I Never Wanted To Get Married Until My Boyfriend Refused To Marry Me
While other little girls draped white towels around their heads pretending to be brides, I was playing Naked Car Accident by putting the world's most famous (doll) super couple, Barbie and Ken in Barbie's pink convertible, and throwing the unclothed duo down the stairs. I know it sounds kind of morbid, but it was a lot more fun than planning a wedding in mind-numbing detail, which some of my kindergarten friends were already doing.
Like many couples, Andy and I met through online dating. We clicked right away. I liked how down to earth he was, and he loved my sense of humor and smile. Since he lived in San Diego, and I lived 124 miles away in Los Angeles, it wasn't long before he was exhausted by his twice weekly trips up to see me. Six months after meeting, we moved in together.
I can tell that Andy loves me, not only because he says it, but also from the way he cares for me every day. He randomly brings me flowers, and supports whatever creative thing I'm pursuing. In return, I won't cook any kind of seafood because I know things like cod and shrimp make him sick. We have a great relationship that's filled with laughter whether we are traveling or relaxing at home. I was pretty confident that we'd be spending the rest of our lives together and didn't need a marriage license to prove it.
After we'd been together for a few years, the idea of marriage started to cross my mind, but then I'd remember that not only were my parents divorced, so were Andy's, and that many of our friends were in the process of splitting up and divorcing. Sure, we knew some couples with strong, healthy marriages, but it appeared as if more and more people were just staying single.
I had many reasons for not wanting to be anyone's wife, but the one that was the strongest was that I refused to get married until same-sex marriages were legal. Once my gay friends started having weddings, I no longer had my main excuse. When I heard that people were also getting married to make sure they had medical insurance, and that by being married, they would be qualified for spousal benefits from Social Security, Medicare and Disability, I began to reconsider my anti-marriage stance.
I knew that there were legal, financial, health and emotional benefits to marriage, and I wanted to benefit from them too. Besides my niece is a fabulous wedding planner and had been bugging me for years to let her plan my wedding. Why shouldn't Andy and I make our commitment to each other legally binding and have a kick ass party to celebrate it?
Andy and I have been together for over 10 years and since there's no common law marriage in the state of California, if we wanted to be considered married, we'd have to do it the traditional way.
"Hey, maybe we should think about getting married," I said to Andy, confident that I was voicing his greatest dream. He had brought it up before, especially when we were stuck in the car, driving to visit relatives or going to Las Vegas.
"Uh, I don't want to marry you or anyone," he said.
Whaaaat? I assumed I was the one who didn't want to get married, not him. I was completely stunned.
I tried to figure out what his reasons for not marrying me might be.

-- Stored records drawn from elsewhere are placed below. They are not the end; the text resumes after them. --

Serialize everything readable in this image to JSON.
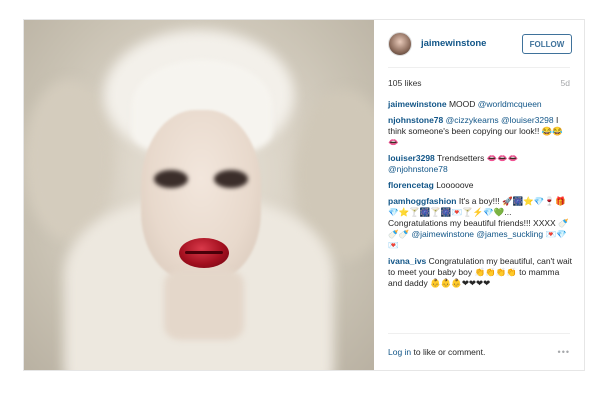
{
  "post": {
    "username": "jaimewinstone",
    "follow_label": "FOLLOW",
    "likes": "105 likes",
    "age": "5d",
    "comments": [
      {
        "user": "jaimewinstone",
        "text": " MOOD ",
        "mention": "@worldmcqueen",
        "tail": ""
      },
      {
        "user": "njohnstone78",
        "text": " ",
        "mention": "@cizzykearns @louiser3298",
        "tail": " I think someone's been copying our look!! 😂😂👄"
      },
      {
        "user": "louiser3298",
        "text": " Trendsetters 👄👄👄",
        "mention": "@njohnstone78",
        "tail": ""
      },
      {
        "user": "florencetag",
        "text": " Looooove",
        "mention": "",
        "tail": ""
      },
      {
        "user": "pamhoggfashion",
        "text": " It's a boy!!! 🚀🎆⭐💎🍷🎁💎⭐🍸🎆🍸🎆💌🍸⚡💎💚... Congratulations my beautiful friends!!! XXXX 🍼🍼🍼 ",
        "mention": "@jaimewinstone @james_suckling",
        "tail": " 💌💎💌"
      },
      {
        "user": "ivana_ivs",
        "text": " Congratulation my beautiful, can't wait to meet your baby boy 👏👏👏👏 to mamma and daddy 👶👶👶❤❤❤❤",
        "mention": "",
        "tail": ""
      }
    ],
    "login_link": "Log in",
    "login_text": " to like or comment.",
    "more_label": "•••"
  },
  "icons": {
    "avatar": "user-avatar",
    "more": "more-options-icon"
  },
  "colors": {
    "link": "#125688",
    "follow_border": "#3f729b",
    "muted": "#a5a7aa"
  }
}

He had been married before and according to him, the five years of their marriage hadn't been happy, and the breakup that went along with it was even worse. But Andy had told me before that I was nothing like his ex-wife, since unlike her, I was a creative person who pursued her dreams and was constantly learning.
It was obvious to me that if Andy and I got married, our marriage would be nothing like his first marriage. Suddenly the fact that Andy was resistant to marrying again, intensified my desire to get married.
What would happen to us if in 30 years our relationship wasn't legal and (God forbid) one of us got seriously ill and couldn't work? How could he not want to provide me some kind of safety-net for the future? I felt that his not wanting to marry me was him basically rejecting me. I decided to try again, but without any expectations.
"So when you said you didn't want to get married, you meant right now, but eventually, down the road, you’d want to, right?"
Andy paused, and then (almost sadly) said "No, I told you before, I never want to go through that again. I love you and I like what we have."
I didn't understand Andy's reasons for not tying the knot, but I knew that I needed to respect them and to let the issue go. I could have tried to wear him down, but I didn't want to feel as if I had forced him into a matrimonial state that he didn't want to be in. I didn't have any guarantees that we'd never hurt each other or that we would be able to stay together forever. I couldn't force him to marry me and not be able to promise him total happiness and a bond that would never be destroyed.
My choice was either to break up with him, and try to find someone who wanted to get married, or try to accept that the relationship Andy and I have is enough. I chose to be grateful for what I have. I need to take full responsibility for my future and not depend on Andy to save me.
If I'm truly honest with myself, I know that I never really wanted to get married, I was more interested in having a party. Maybe that's what Andy and I will do, have a non-wedding reception. Now that would be fun.